Просто хотела… поплавать в бассейне. Или ускакать куда-нибудь, чтобы ветер свистел в ушах. В общем, захотелось свободы, если ты знаешь, что это такое.
— Ты свободна, Дилетта. — Марко опустил руку, державшую хлыст для верховой езды, и, сузив глаза, сосредоточенно изучал ее лицо. — Свободна выбирать и идти на риск. О какой скачке ты говоришь? Чего ты хочешь? Если твои желания не простираются до новой «хонды» или бриллианта в десять карат, ты можешь уговорить меня пойти им навстречу…

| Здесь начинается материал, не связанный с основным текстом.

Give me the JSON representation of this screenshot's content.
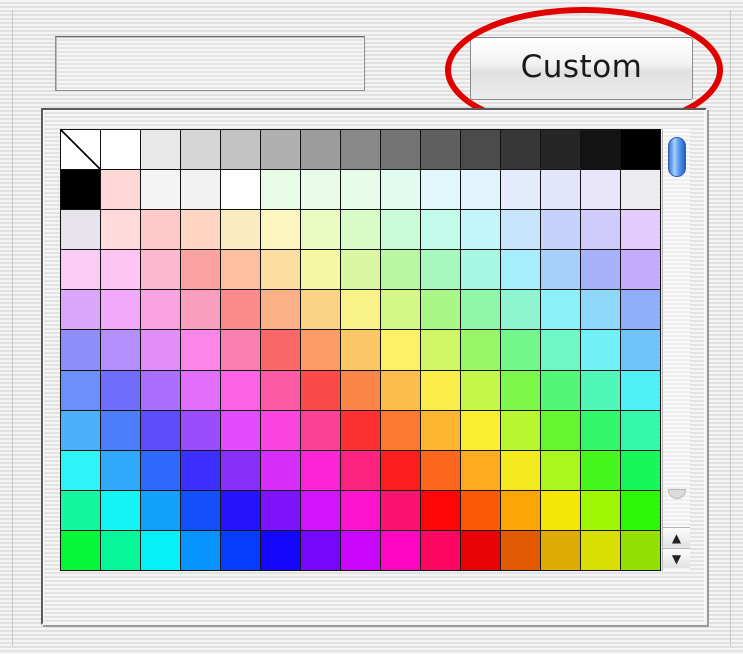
{
  "dialog": {
    "custom_button_label": "Custom",
    "selected_color_hex": "",
    "highlight_color": "#e00000"
  },
  "palette": {
    "columns": 15,
    "rows": [
      [
        "none",
        "#ffffff",
        "#e8e8e8",
        "#d6d6d6",
        "#c3c3c3",
        "#b0b0b0",
        "#9c9c9c",
        "#888888",
        "#737373",
        "#5f5f5f",
        "#4b4b4b",
        "#373737",
        "#262626",
        "#141414",
        "#000000"
      ],
      [
        "#000000",
        "#ffd7d7",
        "#f4f4f4",
        "#f1f1f1",
        "#ffffff",
        "#e7fbe7",
        "#e8fae9",
        "#e6fbe8",
        "#e2fbf0",
        "#e2f7fb",
        "#e2f4fb",
        "#e4ebfb",
        "#e3e6fb",
        "#e9e6fb",
        "#ececf0"
      ],
      [
        "#e7e3ea",
        "#ffd9dc",
        "#ffc9c9",
        "#ffd6c4",
        "#fbebc0",
        "#fbf5c0",
        "#eafbc0",
        "#d7fbc6",
        "#c9fbd8",
        "#c3fbea",
        "#c3f6fb",
        "#c7e4fb",
        "#c6d2fb",
        "#d1cbfb",
        "#e3cbfb"
      ],
      [
        "#fccbf5",
        "#fcc5f3",
        "#fcb8cf",
        "#fca2a2",
        "#fcc0a0",
        "#fcdfa0",
        "#f6f7a2",
        "#d9f7a2",
        "#b9f7a2",
        "#a7f7bf",
        "#a6f7e4",
        "#a6eefb",
        "#a7cffb",
        "#a8b2fb",
        "#c2acfb"
      ],
      [
        "#d8a7fb",
        "#f2a8fb",
        "#fca3e3",
        "#fc9fbf",
        "#fc8a8a",
        "#fcb087",
        "#fcd287",
        "#f9f387",
        "#d4f887",
        "#a9f787",
        "#8ff7a7",
        "#8ef7d1",
        "#8df2f7",
        "#8ed8fb",
        "#8eadfb"
      ],
      [
        "#8e8efb",
        "#b48efb",
        "#e18efb",
        "#fc86ea",
        "#fc7fb1",
        "#fc6767",
        "#fc9c67",
        "#fcc867",
        "#fcf167",
        "#cff767",
        "#98f767",
        "#72f78d",
        "#71f7c6",
        "#71f0f7",
        "#71c4fb"
      ],
      [
        "#6c8ffc",
        "#6f6efc",
        "#a96ffc",
        "#e16ffc",
        "#fc62e6",
        "#fc5aa5",
        "#fc4a4a",
        "#fc864a",
        "#fcbd4a",
        "#fcee4a",
        "#c3f74a",
        "#7df74a",
        "#52f779",
        "#4ff7b8",
        "#4ff1f7"
      ],
      [
        "#4cb1fc",
        "#4c7efc",
        "#5c4cfc",
        "#9b4cfc",
        "#e24cfc",
        "#fc44df",
        "#fc3f97",
        "#fc3030",
        "#fc7a30",
        "#fcb630",
        "#f9ee30",
        "#b8f730",
        "#64f730",
        "#33f76a",
        "#33f7ab"
      ],
      [
        "#2cf4f7",
        "#2ea9fc",
        "#2e68fc",
        "#3c2efc",
        "#8a2efc",
        "#d72efc",
        "#fc24d4",
        "#fc227f",
        "#fc1d1d",
        "#fc661d",
        "#fcac1d",
        "#f5ea1d",
        "#aaf71d",
        "#46f71d",
        "#16f75a"
      ],
      [
        "#14f7a0",
        "#13f4f7",
        "#13a0fc",
        "#1350fc",
        "#2513fc",
        "#7f13fc",
        "#d313fc",
        "#fc13cd",
        "#fc1370",
        "#fc0606",
        "#fc5906",
        "#fca506",
        "#f4e706",
        "#9ff706",
        "#2bf706"
      ],
      [
        "#06f73a",
        "#06f79a",
        "#06f0f7",
        "#0694fc",
        "#063cfc",
        "#1506fc",
        "#7606fc",
        "#cb06fc",
        "#fc06c2",
        "#fc0662",
        "#e80404",
        "#e25a04",
        "#e0aa04",
        "#d9de04",
        "#93e004"
      ]
    ]
  }
}
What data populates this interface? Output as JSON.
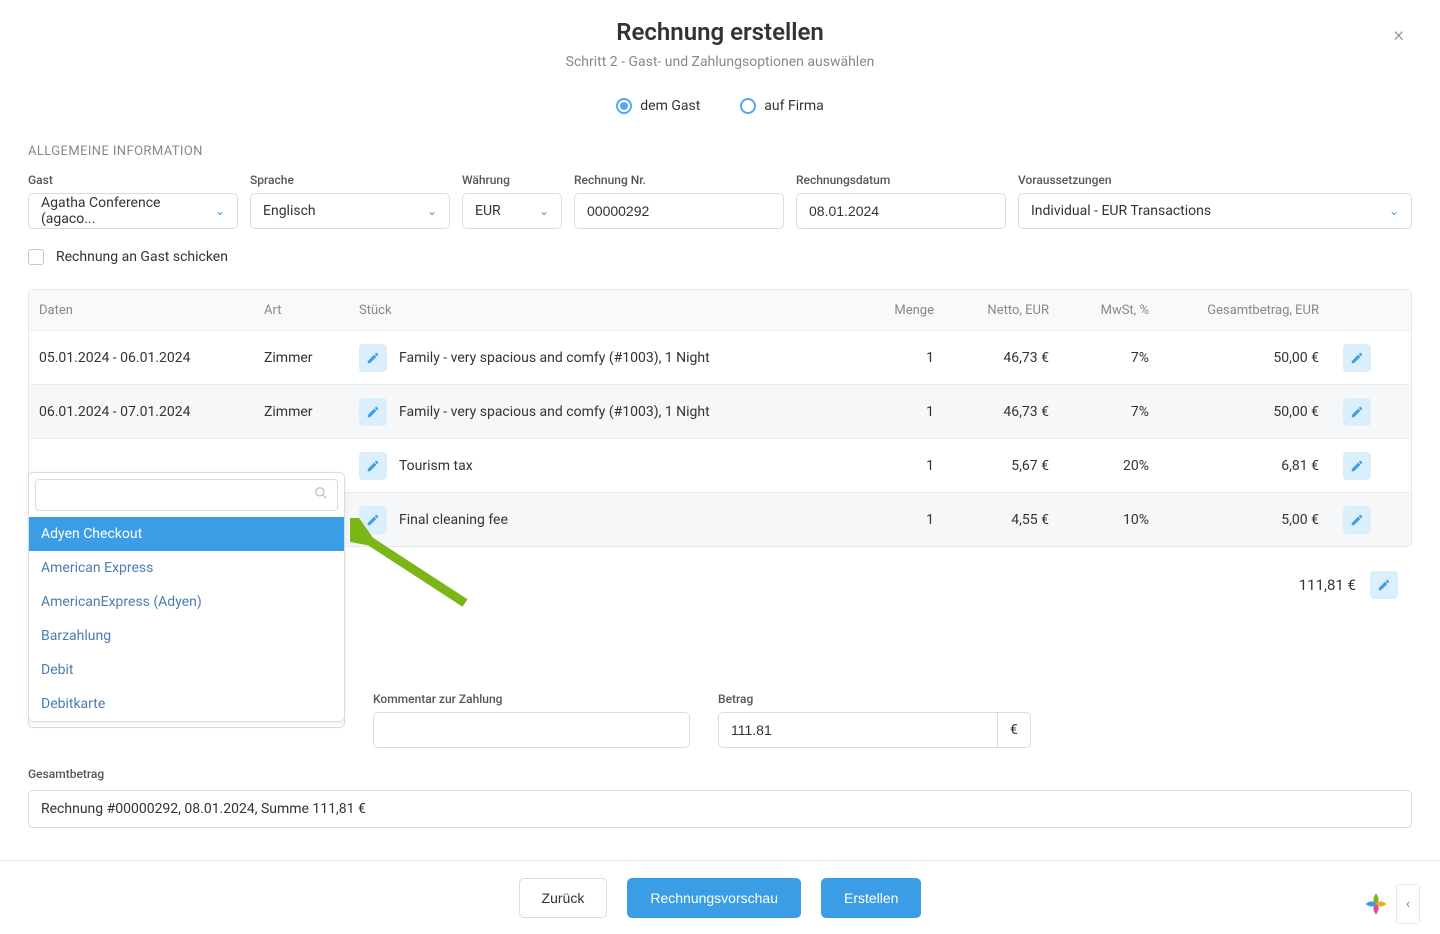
{
  "header": {
    "title": "Rechnung erstellen",
    "subtitle": "Schritt 2 - Gast- und Zahlungsoptionen auswählen"
  },
  "recipient": {
    "guest_label": "dem Gast",
    "company_label": "auf Firma"
  },
  "section_general": "ALLGEMEINE INFORMATION",
  "form": {
    "guest_label": "Gast",
    "guest_value": "Agatha Conference (agaco...",
    "language_label": "Sprache",
    "language_value": "Englisch",
    "currency_label": "Währung",
    "currency_value": "EUR",
    "invoice_no_label": "Rechnung Nr.",
    "invoice_no_value": "00000292",
    "invoice_date_label": "Rechnungsdatum",
    "invoice_date_value": "08.01.2024",
    "prereq_label": "Voraussetzungen",
    "prereq_value": "Individual - EUR Transactions",
    "send_to_guest_label": "Rechnung an Gast schicken"
  },
  "table": {
    "headers": {
      "dates": "Daten",
      "type": "Art",
      "item": "Stück",
      "qty": "Menge",
      "net": "Netto, EUR",
      "vat": "MwSt, %",
      "total": "Gesamtbetrag, EUR"
    },
    "rows": [
      {
        "dates": "05.01.2024 - 06.01.2024",
        "type": "Zimmer",
        "item": "Family - very spacious and comfy  (#1003), 1 Night",
        "qty": "1",
        "net": "46,73 €",
        "vat": "7%",
        "total": "50,00 €"
      },
      {
        "dates": "06.01.2024 - 07.01.2024",
        "type": "Zimmer",
        "item": "Family - very spacious and comfy  (#1003), 1 Night",
        "qty": "1",
        "net": "46,73 €",
        "vat": "7%",
        "total": "50,00 €"
      },
      {
        "dates": "",
        "type": "",
        "item": "Tourism tax",
        "qty": "1",
        "net": "5,67 €",
        "vat": "20%",
        "total": "6,81 €"
      },
      {
        "dates": "",
        "type": "",
        "item": "Final cleaning fee",
        "qty": "1",
        "net": "4,55 €",
        "vat": "10%",
        "total": "5,00 €"
      }
    ]
  },
  "grand_total": "111,81 €",
  "dropdown": {
    "search_value": "",
    "items": [
      "Adyen Checkout",
      "American Express",
      "AmericanExpress (Adyen)",
      "Barzahlung",
      "Debit",
      "Debitkarte"
    ]
  },
  "payment": {
    "selected_method": "Adyen Checkout",
    "comment_label": "Kommentar zur Zahlung",
    "comment_value": "",
    "amount_label": "Betrag",
    "amount_value": "111.81",
    "amount_unit": "€"
  },
  "summary": {
    "label": "Gesamtbetrag",
    "text": "Rechnung #00000292, 08.01.2024, Summe 111,81 €"
  },
  "footer": {
    "back": "Zurück",
    "preview": "Rechnungsvorschau",
    "create": "Erstellen"
  }
}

«Уговорить», «пойти навстречу»… Если бы Сара не взяла себя в руки, она могла бы сейчас вопить, брызгая слюной. Она несколько раз глубоко вдохнула, прежде чем заговорить:
— Тебе не кажется, что пора кончать игру? Я хочу сказать… Ты уже доказал себе… все, что хотел доказать… и тебе наверняка надоело — так же, как и мне. Так нельзя ли нам разойтись по-хорошему?
Произнося это холодным, отрешенным голосом, Сара чувствовала, как у нее все сжалось внутри. Неистово колотилось сердце. Почему он так странно смотрит и не предпринимает ничего такого, что вернуло бы ее к реальности.

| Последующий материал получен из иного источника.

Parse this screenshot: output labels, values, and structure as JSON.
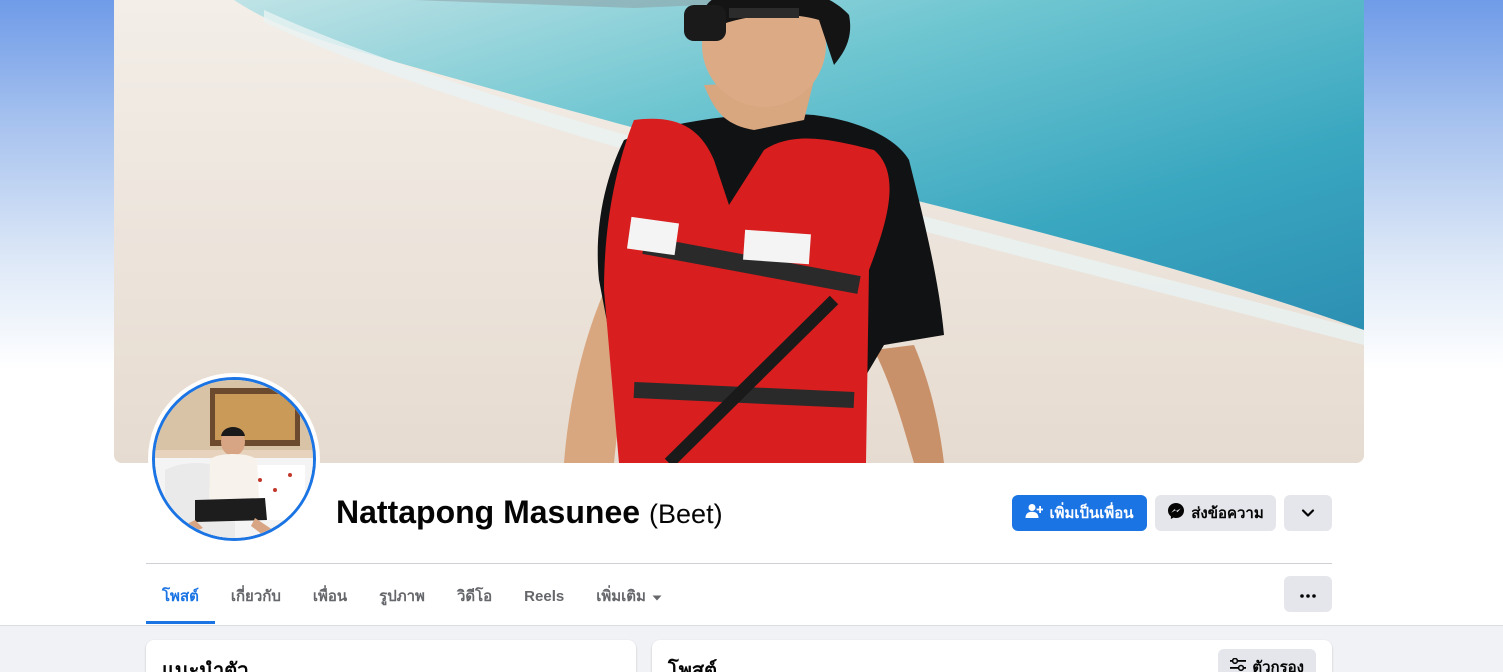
{
  "profile": {
    "name": "Nattapong Masunee",
    "alternate_name": "(Beet)"
  },
  "actions": {
    "add_friend_label": "เพิ่มเป็นเพื่อน",
    "message_label": "ส่งข้อความ"
  },
  "tabs": [
    {
      "label": "โพสต์",
      "active": true
    },
    {
      "label": "เกี่ยวกับ",
      "active": false
    },
    {
      "label": "เพื่อน",
      "active": false
    },
    {
      "label": "รูปภาพ",
      "active": false
    },
    {
      "label": "วิดีโอ",
      "active": false
    },
    {
      "label": "Reels",
      "active": false
    },
    {
      "label": "เพิ่มเติม",
      "active": false
    }
  ],
  "intro_card": {
    "title": "แนะนำตัว"
  },
  "posts_card": {
    "title": "โพสต์",
    "filter_label": "ตัวกรอง"
  },
  "colors": {
    "accent": "#1b74e4",
    "secondary_button": "#e4e6eb",
    "feed_background": "#f0f2f5"
  },
  "icons": {
    "add_friend": "add-person-icon",
    "message": "messenger-icon",
    "more": "chevron-down-icon",
    "tab_more": "caret-down-icon",
    "options": "ellipsis-icon",
    "filter": "sliders-icon"
  }
}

Когда Марко открыл рот, его голос звучал на удивление ровно, все острые углы были укрыты шелком… Однако хлыст чуть не сломался в его руках, и Сара замерла на месте.

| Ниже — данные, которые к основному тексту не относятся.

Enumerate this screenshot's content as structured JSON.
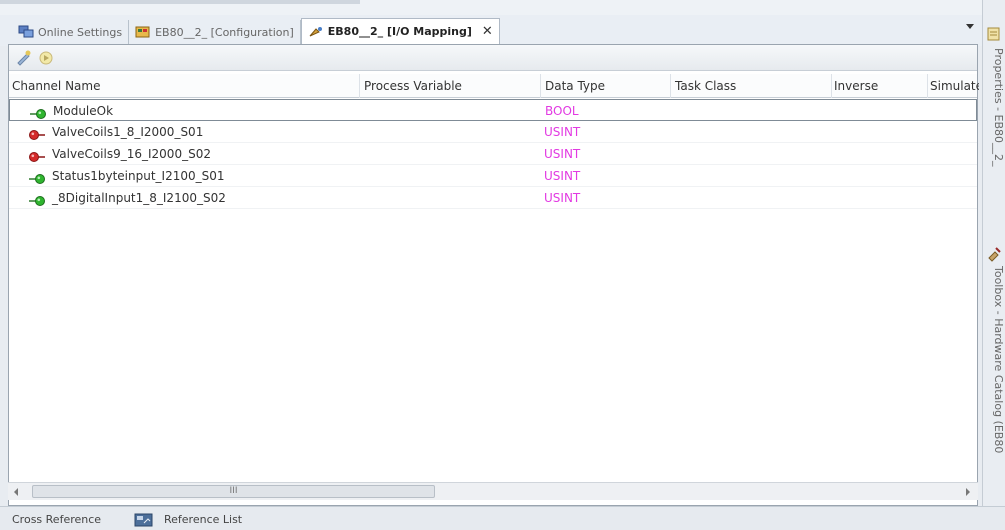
{
  "tabs": [
    {
      "label": "Online Settings",
      "icon": "network-icon",
      "active": false
    },
    {
      "label": "EB80__2_ [Configuration]",
      "icon": "configuration-icon",
      "active": false
    },
    {
      "label": "EB80__2_ [I/O Mapping]",
      "icon": "io-mapping-icon",
      "active": true
    }
  ],
  "tab_close_glyph": "✕",
  "grid": {
    "columns": {
      "channel_name": "Channel Name",
      "process_variable": "Process Variable",
      "data_type": "Data Type",
      "task_class": "Task Class",
      "inverse": "Inverse",
      "simulate": "Simulate"
    },
    "rows": [
      {
        "name": "ModuleOk",
        "data_type": "BOOL",
        "direction": "input",
        "led_color": "#2fb52f"
      },
      {
        "name": "ValveCoils1_8_I2000_S01",
        "data_type": "USINT",
        "direction": "output",
        "led_color": "#d42a2a"
      },
      {
        "name": "ValveCoils9_16_I2000_S02",
        "data_type": "USINT",
        "direction": "output",
        "led_color": "#d42a2a"
      },
      {
        "name": "Status1byteinput_I2100_S01",
        "data_type": "USINT",
        "direction": "input",
        "led_color": "#2fb52f"
      },
      {
        "name": "_8DigitalInput1_8_I2100_S02",
        "data_type": "USINT",
        "direction": "input",
        "led_color": "#2fb52f"
      }
    ]
  },
  "scrollbar_grip": "III",
  "bottom_tabs": [
    {
      "label": "Cross Reference"
    },
    {
      "label": "Reference List",
      "icon": "reference-list-icon"
    }
  ],
  "side_tabs": [
    {
      "label": "Properties - EB80__2_",
      "icon": "properties-icon"
    },
    {
      "label": "Toolbox - Hardware Catalog (EB80",
      "icon": "toolbox-icon"
    }
  ],
  "colors": {
    "data_type_text": "#e23ae2",
    "input_led": "#2fb52f",
    "output_led": "#d42a2a"
  }
}
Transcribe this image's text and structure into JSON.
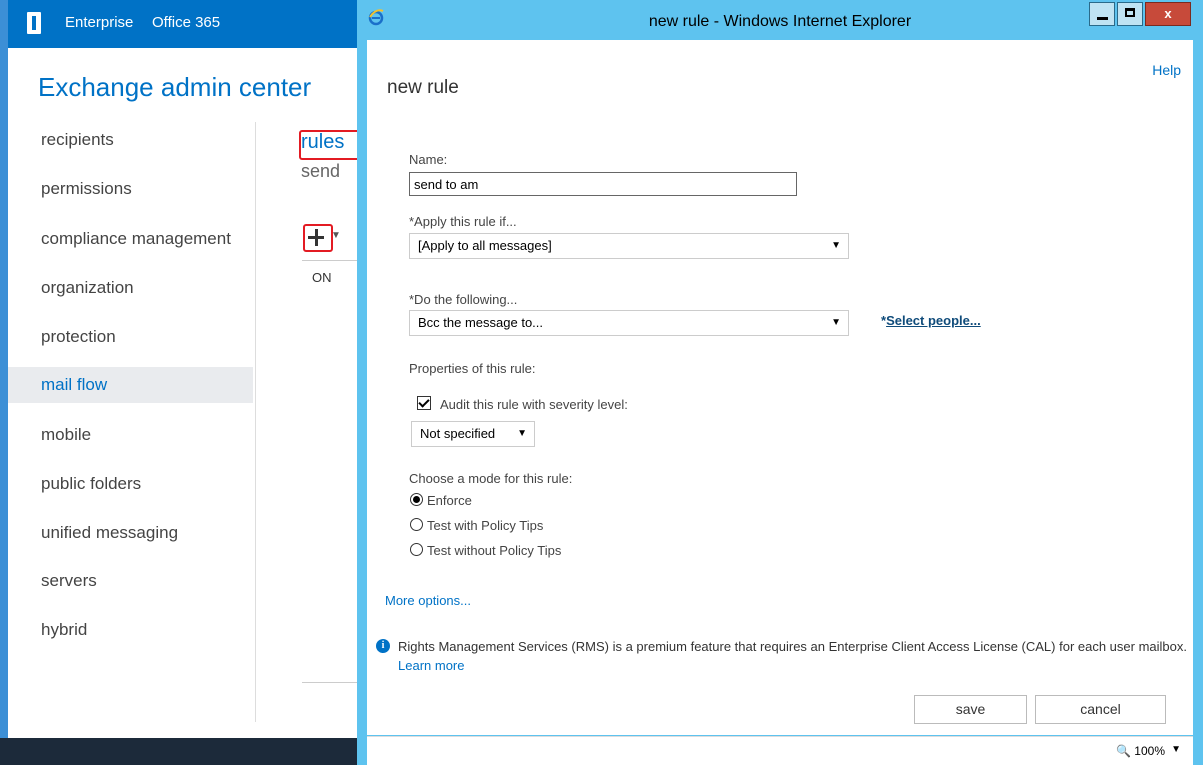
{
  "eac": {
    "topbar": {
      "enterprise": "Enterprise",
      "office365": "Office 365"
    },
    "title": "Exchange admin center",
    "nav": [
      {
        "label": "recipients"
      },
      {
        "label": "permissions"
      },
      {
        "label": "compliance management"
      },
      {
        "label": "organization"
      },
      {
        "label": "protection"
      },
      {
        "label": "mail flow"
      },
      {
        "label": "mobile"
      },
      {
        "label": "public folders"
      },
      {
        "label": "unified messaging"
      },
      {
        "label": "servers"
      },
      {
        "label": "hybrid"
      }
    ],
    "active_nav": "mail flow",
    "rules_link": "rules",
    "send_label": "send",
    "list": {
      "on_cell": "ON"
    },
    "colors": {
      "accent": "#0072c6",
      "highlight": "#e31b23"
    }
  },
  "ie": {
    "title": "new rule - Windows Internet Explorer",
    "close_label": "x",
    "help": "Help",
    "dialog_title": "new rule",
    "name_label": "Name:",
    "name_value": "send to am",
    "apply_label": "*Apply this rule if...",
    "apply_value": "[Apply to all messages]",
    "do_label": "*Do the following...",
    "do_value": "Bcc the message to...",
    "select_people_prefix": "*",
    "select_people": "Select people...",
    "properties_label": "Properties of this rule:",
    "audit_label": "Audit this rule with severity level:",
    "audit_checked": true,
    "severity_value": "Not specified",
    "mode_label": "Choose a mode for this rule:",
    "modes": [
      {
        "label": "Enforce",
        "checked": true
      },
      {
        "label": "Test with Policy Tips",
        "checked": false
      },
      {
        "label": "Test without Policy Tips",
        "checked": false
      }
    ],
    "more_options": "More options...",
    "rms_text": "Rights Management Services (RMS) is a premium feature that requires an Enterprise Client Access License (CAL) for each user mailbox.",
    "learn_more": "Learn more",
    "save": "save",
    "cancel": "cancel",
    "zoom": "100%"
  }
}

— Так тебе надоело, бедняжка моя? Тебе мало одного мужчины? Непривычно существовать без дикой музыки, ночных огней и любвеобильных продюсеров? Хотя он не сделал ни одного движения, Сара почти физически ощущала прикосновение его хлыста. Должно быть, она невольно отшатнулась, потому что он насмешливо скривил губы в некоем подобии улыбки. — Хорошо, что я знаю, какая ты неисправимая лгунья, иначе я принял бы это всерьез и, пожалуй, мог рассердиться. Но твой взгляд и особенно поза, то, как ты стоишь передо мной в этом бледно-зеленом халатике, который одновременно и прячет, и открывает… Когда я смотрю на тебя, как ты думаешь, что я читаю в твоих бесстыдных, лживых глазах, Дилетта? Ты действительно боишься хлыста и особенно тех следов, которые он может оставить на твоей нежной, загорелой коже? Или это притворство с целью придать остроту нашим отношениям? Ты опять бросаешь мне вызов?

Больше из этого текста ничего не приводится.